Paper Structure (19 sections, 10 equations, 4 figures, 4 tables)

This paper contains 19 sections, 10 equations, 4 figures, 4 tables.

Figures (4)

  • Figure 1: Overall model architecture. (a) Input and output of the model. The atomic number $Z$, the initial magnetic moment estimate $\vec{m}$, and interatomic vectors $\vec{r}_{ij}$ are input and processed through the Embedding Layer, $N$ Interaction Layers, and the Output Layer to output the energy $U_{\text{pred}}$ and magnetic moments $\vec{m}_{i, \text{pred}}$. (b) Embedding Layer (edge). Edge features are created using the magnetic moments of two atoms and the interatomic vector. ToUnit represents the operation of converting a vector to a unit vector, and $||$ represents the concatenation of tensors. (c) Embedding Layer (node). Element embedding vectors and initial node features are created using the atomic number and the magnetic moment. (d) Convolution. Messages are created and aggregated using node and edge features. (e) Output Layer. Steerable features for energy and magnetic moment predictions are extracted from the latent features. (f) Interaction Layer.
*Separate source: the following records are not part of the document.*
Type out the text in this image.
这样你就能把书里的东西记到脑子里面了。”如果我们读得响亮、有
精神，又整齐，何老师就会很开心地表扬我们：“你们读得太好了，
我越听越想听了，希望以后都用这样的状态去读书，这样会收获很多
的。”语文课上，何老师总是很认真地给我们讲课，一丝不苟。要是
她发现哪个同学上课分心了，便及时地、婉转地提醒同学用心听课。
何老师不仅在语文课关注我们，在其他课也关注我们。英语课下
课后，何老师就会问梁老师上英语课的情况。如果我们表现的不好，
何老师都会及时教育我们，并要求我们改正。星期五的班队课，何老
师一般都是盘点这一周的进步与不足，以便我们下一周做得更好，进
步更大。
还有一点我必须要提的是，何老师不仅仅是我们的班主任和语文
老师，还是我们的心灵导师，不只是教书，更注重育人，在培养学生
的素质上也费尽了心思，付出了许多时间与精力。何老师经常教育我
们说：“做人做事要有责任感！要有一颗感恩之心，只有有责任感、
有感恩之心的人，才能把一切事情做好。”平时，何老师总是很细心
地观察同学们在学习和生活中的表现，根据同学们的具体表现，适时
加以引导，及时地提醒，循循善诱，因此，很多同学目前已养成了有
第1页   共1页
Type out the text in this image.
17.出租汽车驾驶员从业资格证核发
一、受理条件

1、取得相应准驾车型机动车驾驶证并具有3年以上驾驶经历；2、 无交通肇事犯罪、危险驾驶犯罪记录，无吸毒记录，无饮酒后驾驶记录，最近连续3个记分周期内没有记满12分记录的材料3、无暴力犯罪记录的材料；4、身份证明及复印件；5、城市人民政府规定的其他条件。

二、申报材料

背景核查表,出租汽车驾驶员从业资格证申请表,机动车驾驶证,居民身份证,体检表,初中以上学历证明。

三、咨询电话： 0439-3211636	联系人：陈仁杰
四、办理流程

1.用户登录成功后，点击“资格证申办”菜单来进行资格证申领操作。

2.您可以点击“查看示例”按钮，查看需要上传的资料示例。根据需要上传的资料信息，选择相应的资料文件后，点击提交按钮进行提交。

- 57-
Node features are updated. $Y$ represents the expansion using spherical harmonics, and $\otimes$ represents the tensor product.
  • Figure 2: Scatter plots of predicted values versus DFT calculated values for each property in the Mn-Co-Ni dataset. (a) Energy, (b) Forces, (c) Magnetic moments.
  • Figure 3: (a) Two types of antiferromagnetic structures. In AFM type-I, spins are aligned parallel within the (001) plane, while in AFM type-II, spins are aligned parallel within the (111) plane. (b) Energy comparison after structural optimization. The energy difference relative to the FM configuration is plotted.
  • Figure A.1: Visualization of the latent features of the Ni atom in a Ni-O two-atom system. The upper part represents the case where Ni has an up-spin, and the lower part represents the down-spin case. The vertical axis indicates the changes in features when the input structure is rotated.